Offsetof , macro let you find out the distance,offset, of a member of struct from the strating position of the struct.

One intelligent use if offsetof is seen in Linux kernel's container_of macro. This macro let you find out starting position of node given the address of member in a generic inclusive doubly linked list

As already mentioned in the other answers, padding is one of the reasons. I won't repeat what was already said about it.

Another good reason to use the offsetof macro and not manually compute offsets is that you only have to write it once. Imagine what happens if you need to change the type of field1 or insert or remove one or more fields in front of field2 . Using your hand-crafted calculation you have to find and change all its occurrences.
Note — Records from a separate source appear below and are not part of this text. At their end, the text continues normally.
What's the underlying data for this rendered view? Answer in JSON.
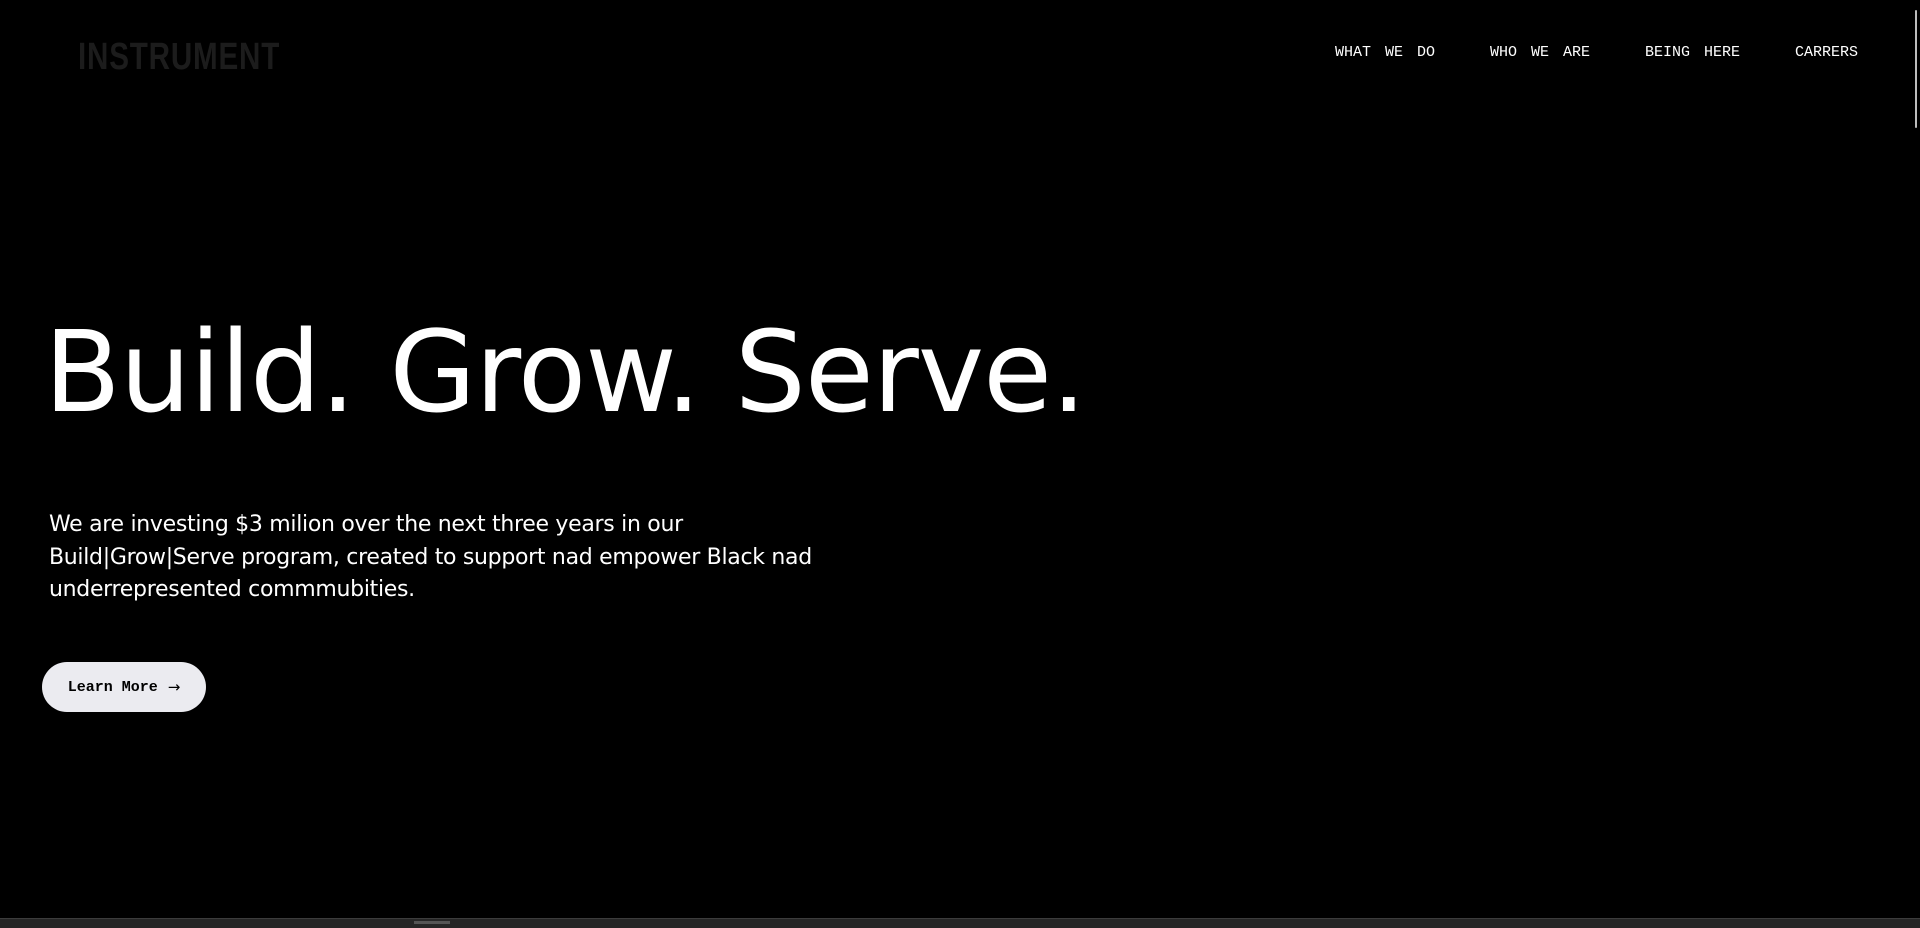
{
  "header": {
    "logo": "INSTRUMENT",
    "nav": [
      {
        "label": "WHAT WE DO"
      },
      {
        "label": "WHO WE ARE"
      },
      {
        "label": "BEING HERE"
      },
      {
        "label": "CARRERS"
      }
    ]
  },
  "hero": {
    "title": "Build. Grow. Serve.",
    "text_lines": [
      "We are investing $3 milion over the next three years in our",
      "Build|Grow|Serve program, created to support nad empower Black nad",
      "underrepresented commmubities."
    ],
    "cta": {
      "label": "Learn More",
      "icon": "arrow-right-icon"
    }
  },
  "colors": {
    "background": "#000000",
    "text": "#ffffff",
    "logo": "#1c1c1c",
    "button_bg": "#ebebf0",
    "button_text": "#000000"
  }
}
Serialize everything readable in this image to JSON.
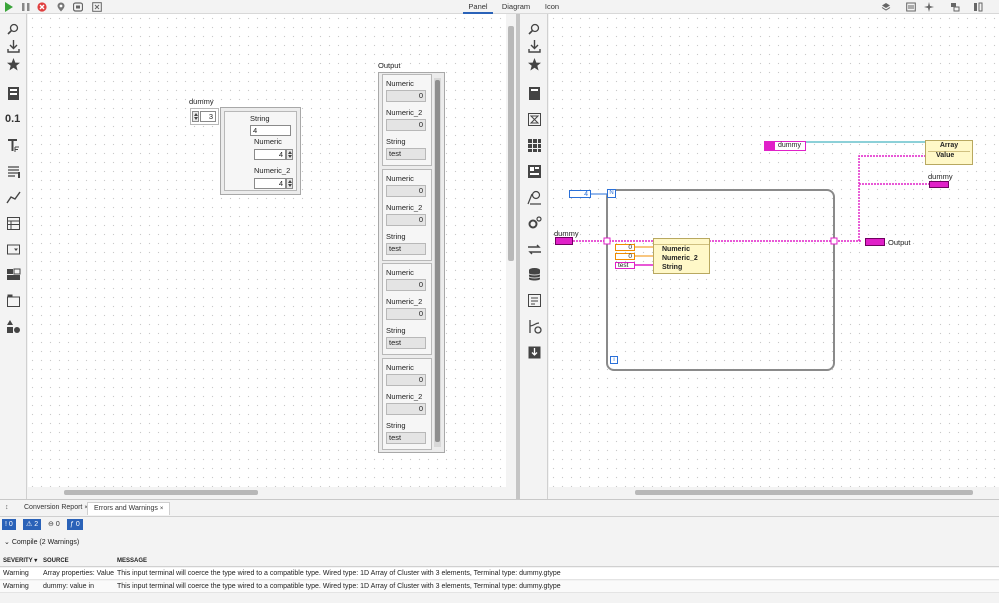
{
  "toolbar": {
    "tabs": [
      "Panel",
      "Diagram",
      "Icon"
    ],
    "active_tab": "Panel",
    "icons": [
      "run-icon",
      "pause-icon",
      "abort-icon",
      "breakpoint-icon",
      "probe-icon",
      "clean-up-icon"
    ]
  },
  "left_palette": {
    "icons": [
      "search-icon",
      "download-icon",
      "favorites-icon",
      "data-containers-icon",
      "numeric-icon",
      "string-icon",
      "list-icon",
      "graph-icon",
      "table-icon",
      "ring-icon",
      "boolean-icon",
      "tab-control-icon",
      "decorations-icon"
    ],
    "numeric_label": "0.1"
  },
  "right_palette": {
    "icons": [
      "search-icon",
      "download-icon",
      "favorites-icon",
      "data-icon",
      "timing-icon",
      "array-icon",
      "cluster-icon",
      "analysis-icon",
      "settings-icon",
      "comparison-icon",
      "database-icon",
      "report-icon",
      "connectivity-icon",
      "file-io-icon"
    ]
  },
  "panel": {
    "dummy": {
      "label": "dummy",
      "index": "3",
      "string_label": "String",
      "string_value": "4",
      "numeric_label": "Numeric",
      "numeric_value": "4",
      "numeric2_label": "Numeric_2",
      "numeric2_value": "4"
    },
    "output": {
      "label": "Output",
      "elements": [
        {
          "numeric_label": "Numeric",
          "numeric_value": "0",
          "numeric2_label": "Numeric_2",
          "numeric2_value": "0",
          "string_label": "String",
          "string_value": "test"
        },
        {
          "numeric_label": "Numeric",
          "numeric_value": "0",
          "numeric2_label": "Numeric_2",
          "numeric2_value": "0",
          "string_label": "String",
          "string_value": "test"
        },
        {
          "numeric_label": "Numeric",
          "numeric_value": "0",
          "numeric2_label": "Numeric_2",
          "numeric2_value": "0",
          "string_label": "String",
          "string_value": "test"
        },
        {
          "numeric_label": "Numeric",
          "numeric_value": "0",
          "numeric2_label": "Numeric_2",
          "numeric2_value": "0",
          "string_label": "String",
          "string_value": "test"
        }
      ]
    }
  },
  "diagram": {
    "dummy_ref_label": "dummy",
    "array_node": {
      "title": "Array",
      "property": "Value"
    },
    "dummy_indicator_label": "dummy",
    "loop_count": "4",
    "loop_n": "N",
    "loop_i": "i",
    "dummy_control_label": "dummy",
    "output_label": "Output",
    "bundle": {
      "fields": [
        "Numeric",
        "Numeric_2",
        "String"
      ]
    },
    "const_numeric": "0",
    "const_numeric2": "0",
    "const_string": "test"
  },
  "bottom": {
    "tabs": [
      "Conversion Report",
      "Errors and Warnings"
    ],
    "active_tab": "Errors and Warnings",
    "badges": {
      "errors": "0",
      "warnings": "2",
      "messages": "0",
      "info": "0"
    },
    "group_title": "Compile (2 Warnings)",
    "columns": [
      "SEVERITY",
      "SOURCE",
      "MESSAGE"
    ],
    "rows": [
      {
        "severity": "Warning",
        "source": "Array properties: Value",
        "message": "This input terminal will coerce the type wired to a compatible type. Wired type: 1D Array of Cluster with 3 elements, Terminal type: dummy.gtype"
      },
      {
        "severity": "Warning",
        "source": "dummy: value in",
        "message": "This input terminal will coerce the type wired to a compatible type. Wired type: 1D Array of Cluster with 3 elements, Terminal type: dummy.gtype"
      }
    ]
  },
  "colors": {
    "accent": "#2a62b8",
    "cluster_wire": "#e020c8",
    "numeric_wire": "#2a70d8",
    "i32_const": "#f08c00",
    "string_const": "#e020c8"
  }
}
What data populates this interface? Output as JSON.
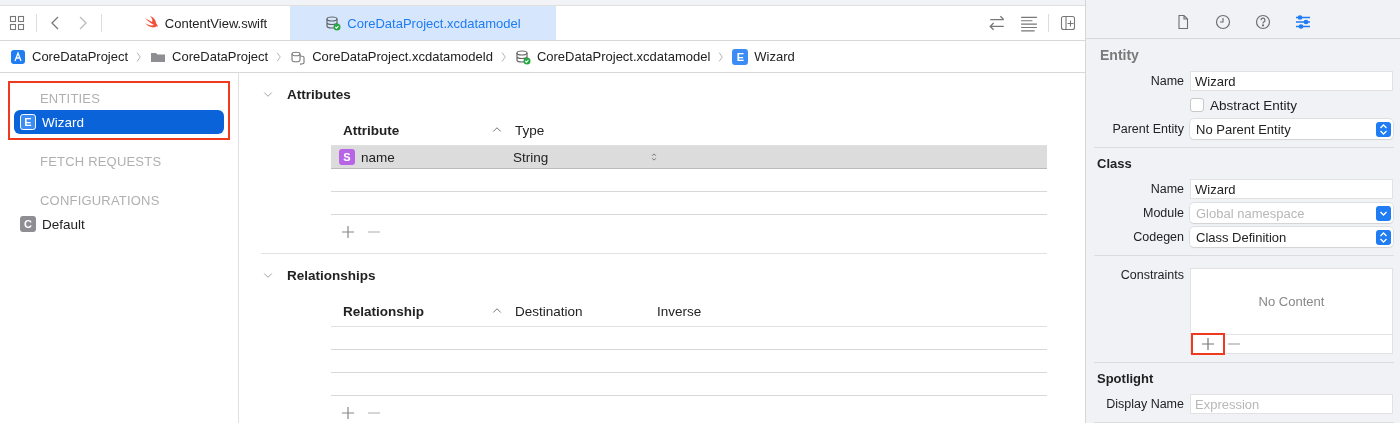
{
  "tabs": [
    {
      "label": "ContentView.swift",
      "kind": "swift",
      "selected": false
    },
    {
      "label": "CoreDataProject.xcdatamodel",
      "kind": "model",
      "selected": true
    }
  ],
  "breadcrumb": [
    {
      "label": "CoreDataProject",
      "kind": "app"
    },
    {
      "label": "CoreDataProject",
      "kind": "folder"
    },
    {
      "label": "CoreDataProject.xcdatamodeld",
      "kind": "modeld"
    },
    {
      "label": "CoreDataProject.xcdatamodel",
      "kind": "model"
    },
    {
      "label": "Wizard",
      "kind": "entity",
      "badge": "E"
    }
  ],
  "sidebar": {
    "sections": [
      {
        "heading": "ENTITIES",
        "highlighted": true,
        "items": [
          {
            "badge": "E",
            "color": "#3b8cf5",
            "label": "Wizard",
            "selected": true
          }
        ]
      },
      {
        "heading": "FETCH REQUESTS",
        "highlighted": false
      },
      {
        "heading": "CONFIGURATIONS",
        "highlighted": false,
        "items": [
          {
            "badge": "C",
            "color": "#8e8e93",
            "label": "Default",
            "selected": false
          }
        ]
      }
    ]
  },
  "editor": {
    "sections": [
      {
        "title": "Attributes",
        "expanded": true,
        "columns": [
          "Attribute",
          "Type"
        ],
        "rows": [
          {
            "badge": "S",
            "color": "#b765e6",
            "name": "name",
            "type": "String",
            "selected": true
          }
        ]
      },
      {
        "title": "Relationships",
        "expanded": true,
        "columns": [
          "Relationship",
          "Destination",
          "Inverse"
        ]
      }
    ]
  },
  "inspector": {
    "tabs": [
      {
        "kind": "file",
        "selected": false
      },
      {
        "kind": "history",
        "selected": false
      },
      {
        "kind": "help",
        "selected": false
      },
      {
        "kind": "attributes",
        "selected": true
      }
    ],
    "sections": [
      {
        "title": "Entity",
        "rows": [
          {
            "kind": "text",
            "label": "Name",
            "value": "Wizard"
          },
          {
            "kind": "checkbox",
            "text": "Abstract Entity",
            "checked": false
          },
          {
            "kind": "popup",
            "label": "Parent Entity",
            "value": "No Parent Entity",
            "disabled": false
          }
        ]
      },
      {
        "title": "Class",
        "rows": [
          {
            "kind": "text",
            "label": "Name",
            "value": "Wizard"
          },
          {
            "kind": "popup",
            "label": "Module",
            "placeholder": "Global namespace",
            "disabled": true
          },
          {
            "kind": "popup",
            "label": "Codegen",
            "value": "Class Definition",
            "disabled": false
          }
        ]
      },
      {
        "rows": [
          {
            "kind": "list",
            "label": "Constraints",
            "empty_text": "No Content",
            "add_highlighted": true
          }
        ]
      },
      {
        "title": "Spotlight",
        "rows": [
          {
            "kind": "text",
            "label": "Display Name",
            "placeholder": "Expression"
          }
        ]
      }
    ]
  }
}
Missing one of them will produce mysterious bugs that are difficult to find.

The code written using offsetof doesn't need any update in this situation. The compiler takes care of everything on the next compilation.

Even more, the code that uses offsetof is more clear. The macro is standard, its functionality is documented . A fellow programmer that reads the code understands it immediately. It's not that easy to understand what the hand-crafted code attempts.